The report focuses partly on the country’s residential boarding schools. Created for the purpose of eliminating what was referred to as the “Indian problem” in Canada, they, together with various churches (predominantly Catholic), abused, starved, poisoned, raped, and even medically experimented on children.

Most of them reportedly never went beyond Grade Six, even though these schools were built to educate them. The death rate for children enrolled there – 1 in 25 – was slightly higher than the death rate of Canadians serving in the Second World War – 1 in 26. The report reveals that more than 6,000 children died there, until the schools were closed in 1996.

The report also concludes that the Canadian government committed genocide during this time.

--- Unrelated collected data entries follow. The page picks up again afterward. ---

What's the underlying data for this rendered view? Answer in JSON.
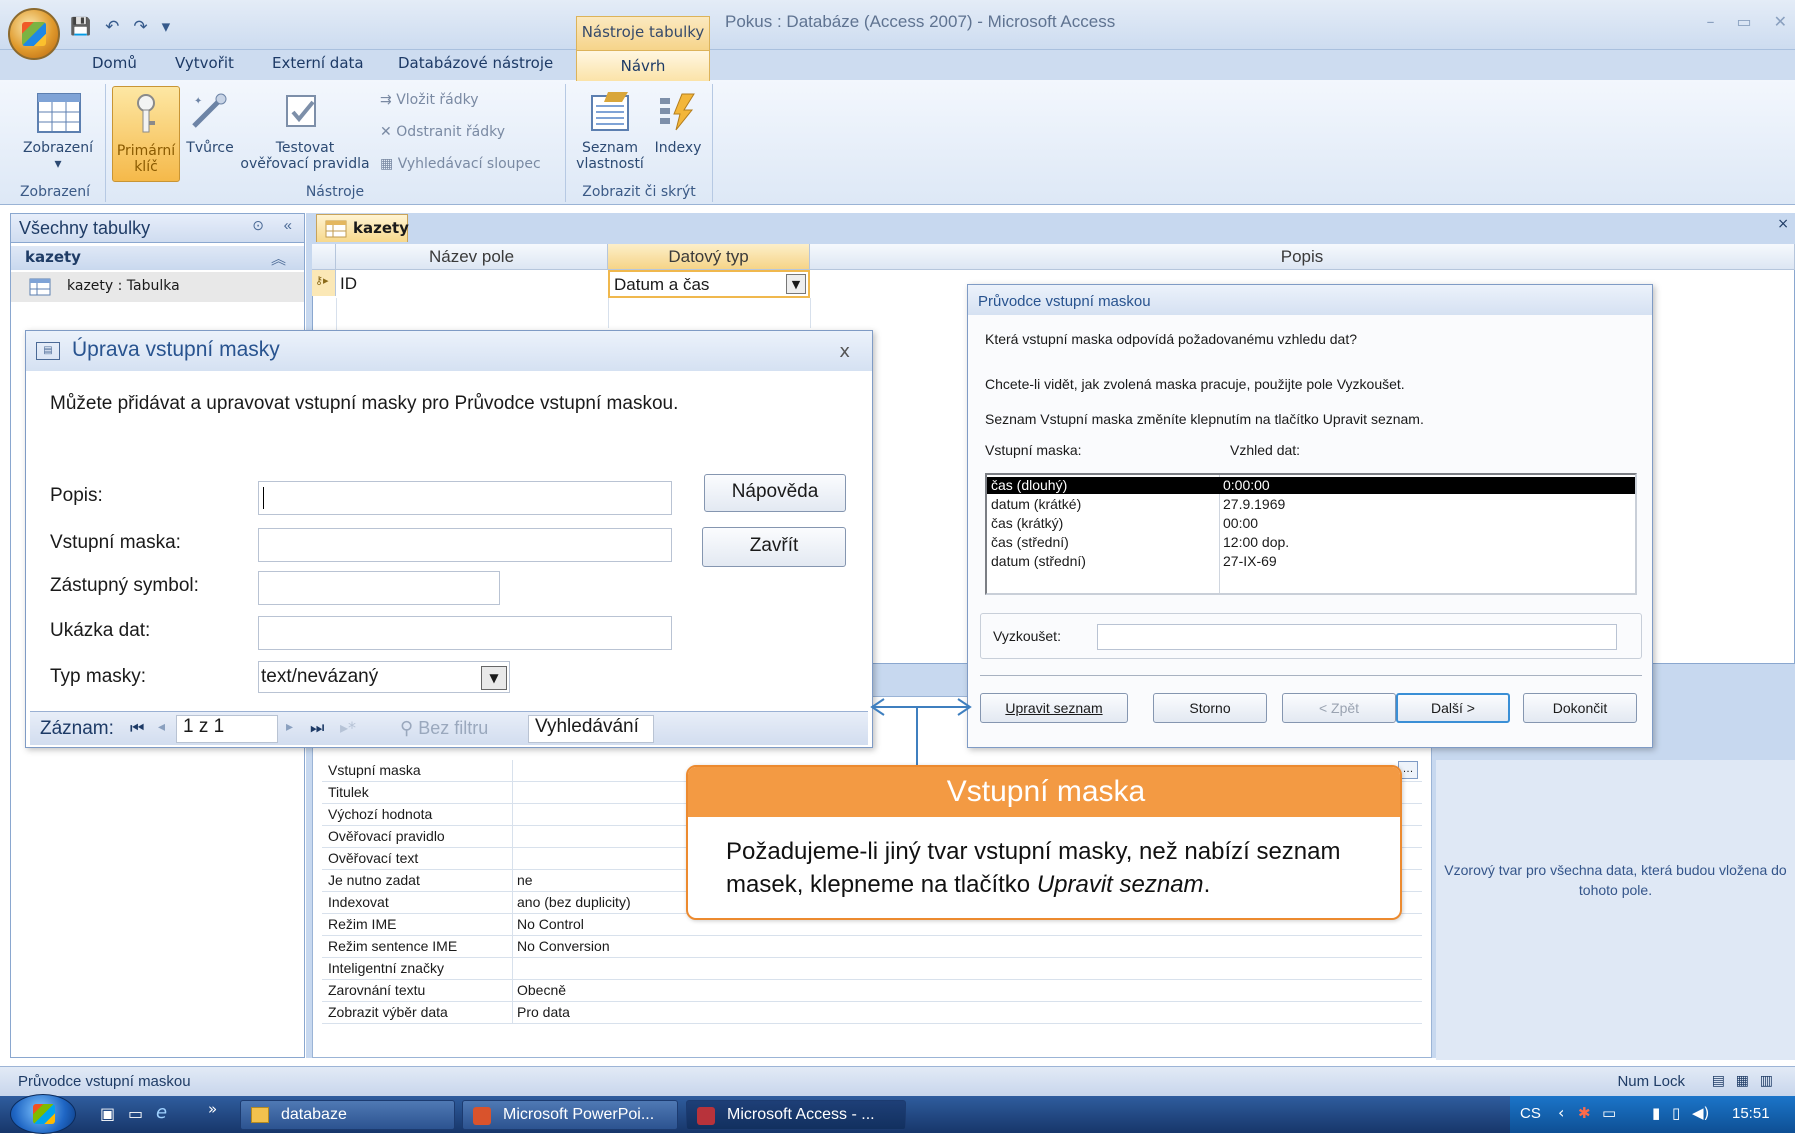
{
  "window": {
    "title": "Pokus : Databáze (Access 2007) - Microsoft Access",
    "contextual_tab_group": "Nástroje tabulky",
    "minimize_glyph": "–",
    "restore_glyph": "▭",
    "close_glyph": "✕"
  },
  "ribbon": {
    "tabs": [
      "Domů",
      "Vytvořit",
      "Externí data",
      "Databázové nástroje"
    ],
    "active_tab": "Návrh",
    "groups": {
      "zobrazeni": {
        "label": "Zobrazení",
        "buttons": {
          "view": "Zobrazení"
        }
      },
      "nastroje": {
        "label": "Nástroje",
        "buttons": {
          "primary_key_1": "Primární",
          "primary_key_2": "klíč",
          "builder": "Tvůrce",
          "test_rules_1": "Testovat",
          "test_rules_2": "ověřovací pravidla",
          "insert_rows": "Vložit řádky",
          "delete_rows": "Odstranit řádky",
          "lookup_column": "Vyhledávací sloupec"
        }
      },
      "zobrazit": {
        "label": "Zobrazit či skrýt",
        "buttons": {
          "property_sheet_1": "Seznam",
          "property_sheet_2": "vlastností",
          "indexes": "Indexy"
        }
      }
    }
  },
  "nav_pane": {
    "header": "Všechny tabulky",
    "group": "kazety",
    "item": "kazety : Tabulka"
  },
  "document": {
    "tab": "kazety",
    "columns": [
      "Název pole",
      "Datový typ",
      "Popis"
    ],
    "row": {
      "field": "ID",
      "type": "Datum a čas"
    }
  },
  "properties": [
    {
      "label": "Vstupní maska",
      "value": ""
    },
    {
      "label": "Titulek",
      "value": ""
    },
    {
      "label": "Výchozí hodnota",
      "value": ""
    },
    {
      "label": "Ověřovací pravidlo",
      "value": ""
    },
    {
      "label": "Ověřovací text",
      "value": ""
    },
    {
      "label": "Je nutno zadat",
      "value": "ne"
    },
    {
      "label": "Indexovat",
      "value": "ano (bez duplicity)"
    },
    {
      "label": "Režim IME",
      "value": "No Control"
    },
    {
      "label": "Režim sentence IME",
      "value": "No Conversion"
    },
    {
      "label": "Inteligentní značky",
      "value": ""
    },
    {
      "label": "Zarovnání textu",
      "value": "Obecně"
    },
    {
      "label": "Zobrazit výběr data",
      "value": "Pro data"
    }
  ],
  "hint": "Vzorový tvar pro všechna data, která budou vložena do tohoto pole.",
  "edit_dialog": {
    "title": "Úprava vstupní masky",
    "close": "x",
    "intro": "Můžete přidávat a upravovat vstupní masky pro Průvodce vstupní maskou.",
    "labels": {
      "popis": "Popis:",
      "maska": "Vstupní maska:",
      "symbol": "Zástupný symbol:",
      "ukazka": "Ukázka dat:",
      "typ": "Typ masky:"
    },
    "mask_type_value": "text/nevázaný",
    "help_btn": "Nápověda",
    "close_btn": "Zavřít",
    "record_nav": {
      "label": "Záznam:",
      "position": "1 z 1",
      "filter": "Bez filtru",
      "search": "Vyhledávání"
    }
  },
  "wizard": {
    "title": "Průvodce vstupní maskou",
    "q1": "Která vstupní maska odpovídá požadovanému vzhledu dat?",
    "q2": "Chcete-li vidět, jak zvolená maska pracuje, použijte pole Vyzkoušet.",
    "q3": "Seznam Vstupní maska změníte klepnutím na tlačítko Upravit seznam.",
    "col_mask": "Vstupní maska:",
    "col_look": "Vzhled dat:",
    "rows": [
      {
        "mask": "čas (dlouhý)",
        "look": "0:00:00"
      },
      {
        "mask": "datum (krátké)",
        "look": "27.9.1969"
      },
      {
        "mask": "čas (krátký)",
        "look": "00:00"
      },
      {
        "mask": "čas (střední)",
        "look": "12:00 dop."
      },
      {
        "mask": "datum (střední)",
        "look": "27-IX-69"
      }
    ],
    "try_label": "Vyzkoušet:",
    "buttons": {
      "edit_list": "Upravit seznam",
      "cancel": "Storno",
      "back": "< Zpět",
      "next": "Další >",
      "finish": "Dokončit"
    }
  },
  "callout": {
    "title": "Vstupní maska",
    "text_before": "Požadujeme-li jiný tvar vstupní masky, než nabízí seznam masek, klepneme na tlačítko ",
    "text_em": "Upravit seznam",
    "text_after": "."
  },
  "status": {
    "left": "Průvodce vstupní maskou",
    "numlock": "Num Lock"
  },
  "taskbar": {
    "buttons": [
      "databaze",
      "Microsoft PowerPoi...",
      "Microsoft Access - ..."
    ],
    "lang": "CS",
    "clock": "15:51"
  }
}
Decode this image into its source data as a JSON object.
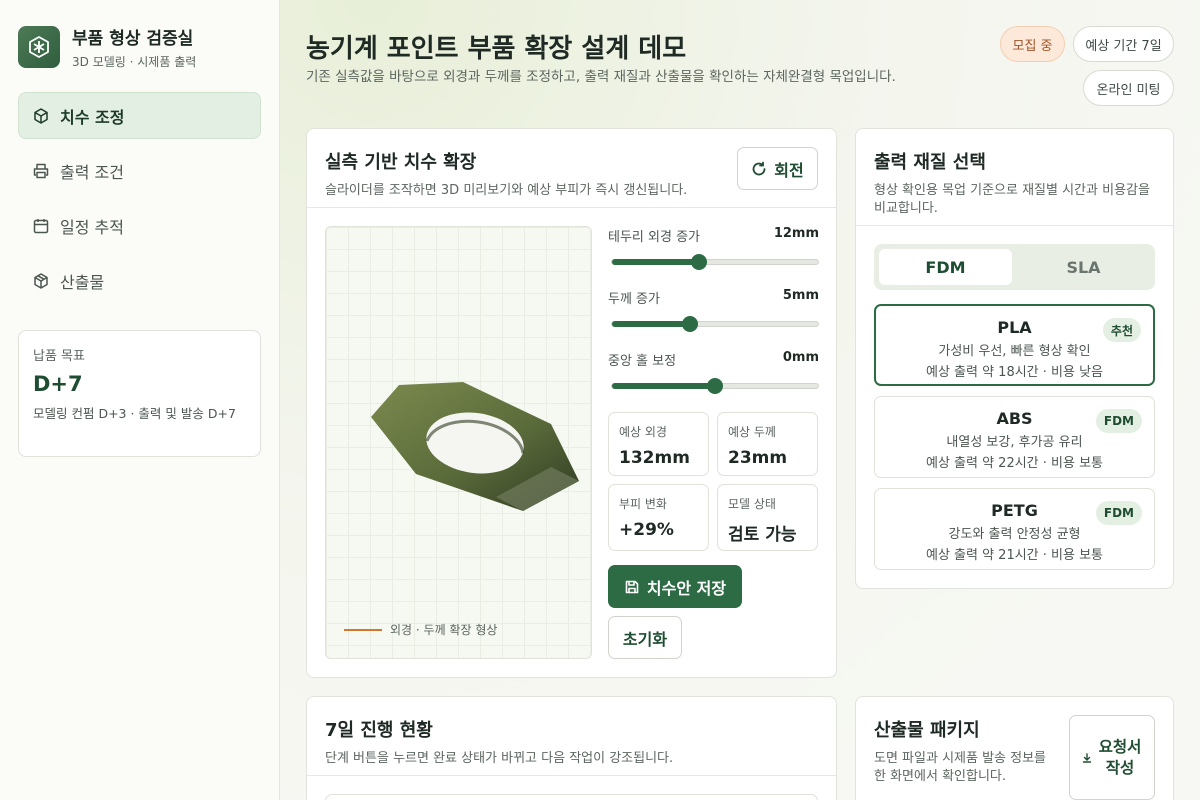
{
  "brand": {
    "title": "부품 형상 검증실",
    "subtitle": "3D 모델링 · 시제품 출력"
  },
  "nav": [
    {
      "label": "치수 조정",
      "icon": "cube-icon",
      "active": true
    },
    {
      "label": "출력 조건",
      "icon": "printer-icon"
    },
    {
      "label": "일정 추적",
      "icon": "calendar-icon"
    },
    {
      "label": "산출물",
      "icon": "package-icon"
    }
  ],
  "goal": {
    "label": "납품 목표",
    "value": "D+7",
    "desc": "모델링 컨펌 D+3 · 출력 및 발송 D+7"
  },
  "header": {
    "title": "농기계 포인트 부품 확장 설계 데모",
    "desc": "기존 실측값을 바탕으로 외경과 두께를 조정하고, 출력 재질과 산출물을 확인하는 자체완결형 목업입니다.",
    "pills": {
      "status": "모집 중",
      "period": "예상 기간 7일",
      "meeting": "온라인 미팅"
    }
  },
  "dimension": {
    "title": "실측 기반 치수 확장",
    "desc": "슬라이더를 조작하면 3D 미리보기와 예상 부피가 즉시 갱신됩니다.",
    "rotate_label": "회전",
    "legend": "외경 · 두께 확장 형상",
    "sliders": [
      {
        "label": "테두리 외경 증가",
        "value": "12mm",
        "fraction": 0.42
      },
      {
        "label": "두께 증가",
        "value": "5mm",
        "fraction": 0.38
      },
      {
        "label": "중앙 홀 보정",
        "value": "0mm",
        "fraction": 0.5
      }
    ],
    "stats": [
      {
        "label": "예상 외경",
        "value": "132mm"
      },
      {
        "label": "예상 두께",
        "value": "23mm"
      },
      {
        "label": "부피 변화",
        "value": "+29%"
      },
      {
        "label": "모델 상태",
        "value": "검토 가능"
      }
    ],
    "save_label": "치수안 저장",
    "reset_label": "초기화"
  },
  "material": {
    "title": "출력 재질 선택",
    "desc": "형상 확인용 목업 기준으로 재질별 시간과 비용감을 비교합니다.",
    "tabs": [
      "FDM",
      "SLA"
    ],
    "items": [
      {
        "name": "PLA",
        "desc": "가성비 우선, 빠른 형상 확인",
        "time": "예상 출력 약 18시간 · 비용 낮음",
        "badge": "추천",
        "selected": true
      },
      {
        "name": "ABS",
        "desc": "내열성 보강, 후가공 유리",
        "time": "예상 출력 약 22시간 · 비용 보통",
        "badge": "FDM"
      },
      {
        "name": "PETG",
        "desc": "강도와 출력 안정성 균형",
        "time": "예상 출력 약 21시간 · 비용 보통",
        "badge": "FDM"
      }
    ]
  },
  "progress": {
    "title": "7일 진행 현황",
    "desc": "단계 버튼을 누르면 완료 상태가 바뀌고 다음 작업이 강조됩니다."
  },
  "package": {
    "title": "산출물 패키지",
    "desc": "도면 파일과 시제품 발송 정보를 한 화면에서 확인합니다.",
    "request_label": "요청서 작성"
  }
}
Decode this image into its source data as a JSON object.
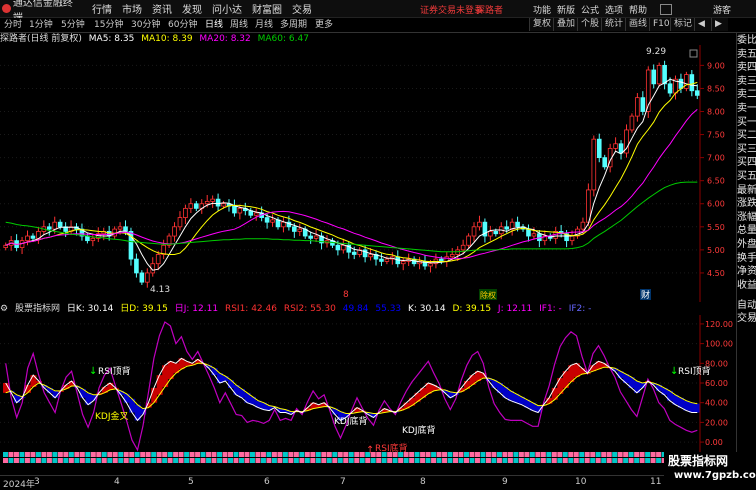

The report summary on the federal government’s moves at educating the native community is as follows: “These measures were part of a coherent policy to eliminate Aboriginal people as distinct peoples and to assimilate them into the Canadian mainstream against their will.”

It goes on to admit that “The Canadian government pursued this policy of cultural genocide because it wished to divest itself of its legal and financial obligations to Aboriginal people and gain control over their land and resources.”

The Commission recorded testimonies spanning seven generations, from the 1800s. As remedial  measures, its report stresses on the importance on closing down education gaps between native and other communities, which involves opening more access to higher education for indigenous youth.